I rubbed my temples and said, “They’re talking to me. Inside my head. Do you think they know what I’m thinking?”
“I don’t know, Alfred.”
“Because if they do, they know what the plan is and there’s no hope.”
He echoed me, nodding. “No hope.”
“Well, at least this way I’ll never be lonely,” I said, trying to make a joke, but he didn’t laugh.
“I hear them too, Alfred,” he said quietly. “But I do not think we are possessed in the layman’s sense of the word. I believe what we are hearing are our own doubts and fears, amplified tenfold.”
“What the heck does that mean?”
“What we fear,” he said. “Our own voice of despair. The secret gnawing doubts we all have. They turn them upon us.”
Stupid, pathetic, disgusting loser! Dost thou believe we can be overcome by the likes of thee? Before Time was, we have been and shall always be! Who art thou disgusting mound of rotting flesh to challenge our dominion!
The fog was thicker than ever. With no points of reference, it didn’t seem as if we were moving at all.
“We’re not going to make it in time,” I said. “So let’s just pull to the side of the road and wait for the end.”
“Alfred,” he started, and then stopped. Something up ahead had caught his attention.
A hole had appeared in the fog, its sides perfectly smooth and round, the opening about twice the width of the car. It looked like the mouth of a tunnel.
Come to us now, carcass. Bring us the Seal.
“They’ve decided to help us,” I said.
He grunted and didn’t say anything. He had put back on the old Op Nine expressionless mask.
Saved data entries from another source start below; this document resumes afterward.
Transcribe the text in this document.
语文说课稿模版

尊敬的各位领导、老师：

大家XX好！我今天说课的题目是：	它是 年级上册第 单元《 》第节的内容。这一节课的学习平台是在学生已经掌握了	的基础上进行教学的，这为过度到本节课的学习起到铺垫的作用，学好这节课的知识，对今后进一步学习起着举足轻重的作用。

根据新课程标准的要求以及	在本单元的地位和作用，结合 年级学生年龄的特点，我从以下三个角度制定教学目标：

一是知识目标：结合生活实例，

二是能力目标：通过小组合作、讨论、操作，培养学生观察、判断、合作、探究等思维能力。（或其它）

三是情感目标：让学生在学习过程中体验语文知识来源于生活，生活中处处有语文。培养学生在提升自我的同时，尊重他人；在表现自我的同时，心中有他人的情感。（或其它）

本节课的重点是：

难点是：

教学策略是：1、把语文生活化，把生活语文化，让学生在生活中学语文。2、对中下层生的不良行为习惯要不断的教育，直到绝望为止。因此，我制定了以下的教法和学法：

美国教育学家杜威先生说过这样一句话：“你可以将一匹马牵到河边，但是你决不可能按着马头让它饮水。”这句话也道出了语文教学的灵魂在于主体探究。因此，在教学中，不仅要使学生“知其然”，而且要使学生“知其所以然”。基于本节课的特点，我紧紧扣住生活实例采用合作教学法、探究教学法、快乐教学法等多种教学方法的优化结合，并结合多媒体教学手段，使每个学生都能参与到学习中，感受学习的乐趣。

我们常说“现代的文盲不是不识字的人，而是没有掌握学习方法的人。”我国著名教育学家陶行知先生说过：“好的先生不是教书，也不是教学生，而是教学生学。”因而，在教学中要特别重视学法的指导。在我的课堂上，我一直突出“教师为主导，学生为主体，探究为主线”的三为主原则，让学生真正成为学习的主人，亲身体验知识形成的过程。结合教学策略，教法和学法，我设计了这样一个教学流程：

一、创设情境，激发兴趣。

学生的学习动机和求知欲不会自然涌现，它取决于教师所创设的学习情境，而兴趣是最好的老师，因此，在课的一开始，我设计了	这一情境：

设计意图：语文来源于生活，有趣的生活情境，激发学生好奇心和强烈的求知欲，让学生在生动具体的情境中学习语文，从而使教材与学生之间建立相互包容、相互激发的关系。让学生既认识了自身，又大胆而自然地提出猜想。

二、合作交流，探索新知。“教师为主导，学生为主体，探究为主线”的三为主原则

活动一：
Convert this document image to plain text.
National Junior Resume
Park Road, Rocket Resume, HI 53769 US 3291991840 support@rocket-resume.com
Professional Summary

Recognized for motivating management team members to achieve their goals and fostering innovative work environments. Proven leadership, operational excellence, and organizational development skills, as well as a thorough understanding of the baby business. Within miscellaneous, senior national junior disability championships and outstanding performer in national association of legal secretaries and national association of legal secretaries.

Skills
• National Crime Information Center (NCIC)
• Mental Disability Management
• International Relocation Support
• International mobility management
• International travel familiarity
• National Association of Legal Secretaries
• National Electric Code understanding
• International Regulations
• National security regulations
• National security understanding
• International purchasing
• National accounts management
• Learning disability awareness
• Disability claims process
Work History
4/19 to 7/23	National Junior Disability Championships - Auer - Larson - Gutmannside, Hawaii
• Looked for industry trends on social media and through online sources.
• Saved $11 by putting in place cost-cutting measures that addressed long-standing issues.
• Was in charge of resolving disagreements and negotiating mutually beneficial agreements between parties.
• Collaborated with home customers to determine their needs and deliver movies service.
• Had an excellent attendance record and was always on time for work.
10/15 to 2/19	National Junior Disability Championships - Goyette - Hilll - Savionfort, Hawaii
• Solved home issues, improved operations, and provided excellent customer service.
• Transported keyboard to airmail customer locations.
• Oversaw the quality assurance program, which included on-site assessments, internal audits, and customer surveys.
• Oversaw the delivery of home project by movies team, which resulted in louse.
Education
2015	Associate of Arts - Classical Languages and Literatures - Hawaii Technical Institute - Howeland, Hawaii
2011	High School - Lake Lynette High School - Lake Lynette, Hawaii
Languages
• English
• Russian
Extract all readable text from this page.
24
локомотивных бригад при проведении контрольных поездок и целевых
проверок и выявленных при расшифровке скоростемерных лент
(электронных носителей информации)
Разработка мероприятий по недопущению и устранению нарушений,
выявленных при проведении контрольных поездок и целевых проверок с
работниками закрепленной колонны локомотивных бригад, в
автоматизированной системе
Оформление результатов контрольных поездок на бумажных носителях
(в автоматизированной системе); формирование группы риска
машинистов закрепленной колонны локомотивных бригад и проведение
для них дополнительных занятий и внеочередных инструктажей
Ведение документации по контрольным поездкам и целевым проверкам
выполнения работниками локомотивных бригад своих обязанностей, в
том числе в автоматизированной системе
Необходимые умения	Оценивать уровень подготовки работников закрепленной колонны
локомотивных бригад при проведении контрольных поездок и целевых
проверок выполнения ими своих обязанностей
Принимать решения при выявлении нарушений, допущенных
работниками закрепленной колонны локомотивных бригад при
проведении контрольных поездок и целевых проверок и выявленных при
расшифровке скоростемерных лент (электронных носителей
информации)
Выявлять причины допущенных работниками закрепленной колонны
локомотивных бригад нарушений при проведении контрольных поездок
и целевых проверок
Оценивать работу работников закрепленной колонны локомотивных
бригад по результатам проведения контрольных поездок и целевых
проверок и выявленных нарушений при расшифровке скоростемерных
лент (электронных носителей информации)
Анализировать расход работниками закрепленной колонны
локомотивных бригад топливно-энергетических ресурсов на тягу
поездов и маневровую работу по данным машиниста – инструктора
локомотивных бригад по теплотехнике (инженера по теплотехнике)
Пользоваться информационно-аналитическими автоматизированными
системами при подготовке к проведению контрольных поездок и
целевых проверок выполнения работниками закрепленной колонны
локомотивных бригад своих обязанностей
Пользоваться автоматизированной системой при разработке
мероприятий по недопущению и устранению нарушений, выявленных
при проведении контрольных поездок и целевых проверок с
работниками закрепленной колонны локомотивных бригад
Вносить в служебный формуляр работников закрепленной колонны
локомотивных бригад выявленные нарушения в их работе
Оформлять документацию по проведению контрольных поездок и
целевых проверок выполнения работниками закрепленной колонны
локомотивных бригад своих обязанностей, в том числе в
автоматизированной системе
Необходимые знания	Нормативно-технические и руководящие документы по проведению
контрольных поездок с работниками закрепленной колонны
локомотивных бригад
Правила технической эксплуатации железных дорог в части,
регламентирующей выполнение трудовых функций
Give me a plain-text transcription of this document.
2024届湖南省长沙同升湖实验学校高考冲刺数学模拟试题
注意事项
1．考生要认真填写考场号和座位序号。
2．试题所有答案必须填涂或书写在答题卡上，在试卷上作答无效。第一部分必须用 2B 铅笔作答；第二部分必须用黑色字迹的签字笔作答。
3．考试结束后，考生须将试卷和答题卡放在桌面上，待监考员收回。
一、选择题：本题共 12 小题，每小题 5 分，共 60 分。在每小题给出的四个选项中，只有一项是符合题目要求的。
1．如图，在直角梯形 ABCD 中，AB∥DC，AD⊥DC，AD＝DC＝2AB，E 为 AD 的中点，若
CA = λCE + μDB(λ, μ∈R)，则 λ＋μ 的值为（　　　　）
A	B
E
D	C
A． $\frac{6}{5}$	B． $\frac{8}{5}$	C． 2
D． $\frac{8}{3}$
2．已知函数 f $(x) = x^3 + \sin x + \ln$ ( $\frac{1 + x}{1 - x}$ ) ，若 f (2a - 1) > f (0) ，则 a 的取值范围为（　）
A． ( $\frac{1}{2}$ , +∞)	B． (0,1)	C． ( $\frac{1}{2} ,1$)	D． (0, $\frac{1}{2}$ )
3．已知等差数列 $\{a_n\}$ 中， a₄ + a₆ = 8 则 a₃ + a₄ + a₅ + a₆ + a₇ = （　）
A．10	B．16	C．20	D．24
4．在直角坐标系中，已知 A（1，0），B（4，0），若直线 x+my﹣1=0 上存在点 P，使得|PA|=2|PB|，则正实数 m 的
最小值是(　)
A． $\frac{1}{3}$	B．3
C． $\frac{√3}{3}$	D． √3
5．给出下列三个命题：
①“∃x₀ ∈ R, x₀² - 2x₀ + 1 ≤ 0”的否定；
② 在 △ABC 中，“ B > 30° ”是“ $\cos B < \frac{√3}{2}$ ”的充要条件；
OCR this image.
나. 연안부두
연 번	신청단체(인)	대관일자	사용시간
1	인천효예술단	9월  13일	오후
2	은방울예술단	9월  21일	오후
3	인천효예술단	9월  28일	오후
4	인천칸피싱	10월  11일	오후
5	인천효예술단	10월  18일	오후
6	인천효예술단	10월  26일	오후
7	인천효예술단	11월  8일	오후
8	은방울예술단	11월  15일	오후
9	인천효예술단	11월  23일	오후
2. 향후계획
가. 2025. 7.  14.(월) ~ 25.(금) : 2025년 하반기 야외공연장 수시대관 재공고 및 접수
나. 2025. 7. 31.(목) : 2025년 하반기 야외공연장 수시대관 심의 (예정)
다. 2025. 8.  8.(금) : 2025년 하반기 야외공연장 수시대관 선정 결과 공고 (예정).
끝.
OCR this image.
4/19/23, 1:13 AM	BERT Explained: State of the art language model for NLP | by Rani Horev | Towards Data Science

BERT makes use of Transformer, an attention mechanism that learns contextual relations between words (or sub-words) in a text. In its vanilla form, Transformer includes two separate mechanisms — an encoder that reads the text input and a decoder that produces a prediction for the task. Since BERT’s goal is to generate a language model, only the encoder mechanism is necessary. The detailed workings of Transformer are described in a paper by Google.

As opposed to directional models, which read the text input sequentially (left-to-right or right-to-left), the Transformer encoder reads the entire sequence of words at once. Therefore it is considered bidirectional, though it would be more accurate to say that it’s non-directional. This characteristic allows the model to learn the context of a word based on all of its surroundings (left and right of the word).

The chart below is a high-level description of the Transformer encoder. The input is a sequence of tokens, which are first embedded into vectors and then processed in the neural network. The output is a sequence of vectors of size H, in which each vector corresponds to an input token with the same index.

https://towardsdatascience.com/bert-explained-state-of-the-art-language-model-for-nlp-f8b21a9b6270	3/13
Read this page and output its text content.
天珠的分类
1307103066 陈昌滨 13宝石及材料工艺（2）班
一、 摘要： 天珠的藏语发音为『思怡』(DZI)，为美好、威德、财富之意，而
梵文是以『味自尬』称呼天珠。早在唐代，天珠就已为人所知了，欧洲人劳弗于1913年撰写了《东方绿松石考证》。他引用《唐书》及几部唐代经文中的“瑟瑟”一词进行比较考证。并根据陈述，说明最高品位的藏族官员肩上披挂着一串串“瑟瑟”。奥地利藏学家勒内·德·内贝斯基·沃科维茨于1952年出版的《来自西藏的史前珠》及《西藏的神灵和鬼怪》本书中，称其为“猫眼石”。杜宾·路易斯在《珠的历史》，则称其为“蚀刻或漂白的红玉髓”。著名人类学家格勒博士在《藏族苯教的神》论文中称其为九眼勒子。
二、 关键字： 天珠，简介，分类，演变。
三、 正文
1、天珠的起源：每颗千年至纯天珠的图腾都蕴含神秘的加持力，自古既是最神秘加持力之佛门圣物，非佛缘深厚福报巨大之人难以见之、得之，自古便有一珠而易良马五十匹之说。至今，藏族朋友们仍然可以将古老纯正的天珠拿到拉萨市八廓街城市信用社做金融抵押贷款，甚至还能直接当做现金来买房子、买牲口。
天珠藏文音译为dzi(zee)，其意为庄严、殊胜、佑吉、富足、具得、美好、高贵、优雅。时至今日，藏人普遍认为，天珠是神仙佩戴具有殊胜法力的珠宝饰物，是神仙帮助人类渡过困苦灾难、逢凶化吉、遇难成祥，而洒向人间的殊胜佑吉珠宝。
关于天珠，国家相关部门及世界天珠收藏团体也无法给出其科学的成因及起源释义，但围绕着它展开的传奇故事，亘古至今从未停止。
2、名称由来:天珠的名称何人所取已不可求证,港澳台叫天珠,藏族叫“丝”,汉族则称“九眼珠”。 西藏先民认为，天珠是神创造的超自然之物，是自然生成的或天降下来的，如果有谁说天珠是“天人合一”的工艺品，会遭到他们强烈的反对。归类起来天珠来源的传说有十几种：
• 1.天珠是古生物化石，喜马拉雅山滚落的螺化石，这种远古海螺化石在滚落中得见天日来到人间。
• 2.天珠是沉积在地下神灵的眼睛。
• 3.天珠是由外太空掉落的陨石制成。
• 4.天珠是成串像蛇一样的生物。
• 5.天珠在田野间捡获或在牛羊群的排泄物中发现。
“Hit it,” I said, and Op Nine floored the gas.
We hit the tunnel at 230 mph and the fog in the “walls” spun and twisted with our passing. I looked behind us and saw the tunnel collapsing, closing us off.
“This isn’t going to work,” I said after a hundred miles had slid by and the words on the page had become black blobs swimming before my eyes.
“You should try to sleep,” he said.
I shook my head. “What I’d really like to do is brush my teeth. I can’t remember the last time I brushed them. You know, they’re the one thing about my personal appearance I actually took pride in.” I ran my tongue over the front ones and my left incisor jiggled. Knowing what was going to happen didn’t calm me any as I reached into my mouth and gave the tooth a gentle push. It broke off in my mouth. I spat the tooth into my palm.
“What is it?” Op Nine asked.
The coppery taste of blood in my mouth. The broken tooth in my hand. The weeping sores all over my body.
“Alfred?”
I flung the tooth to the floorboards and, knowing I shouldn’t, reached back into my mouth and tugged at one of my molars. I heard a squishing sound as it pulled free from the gum.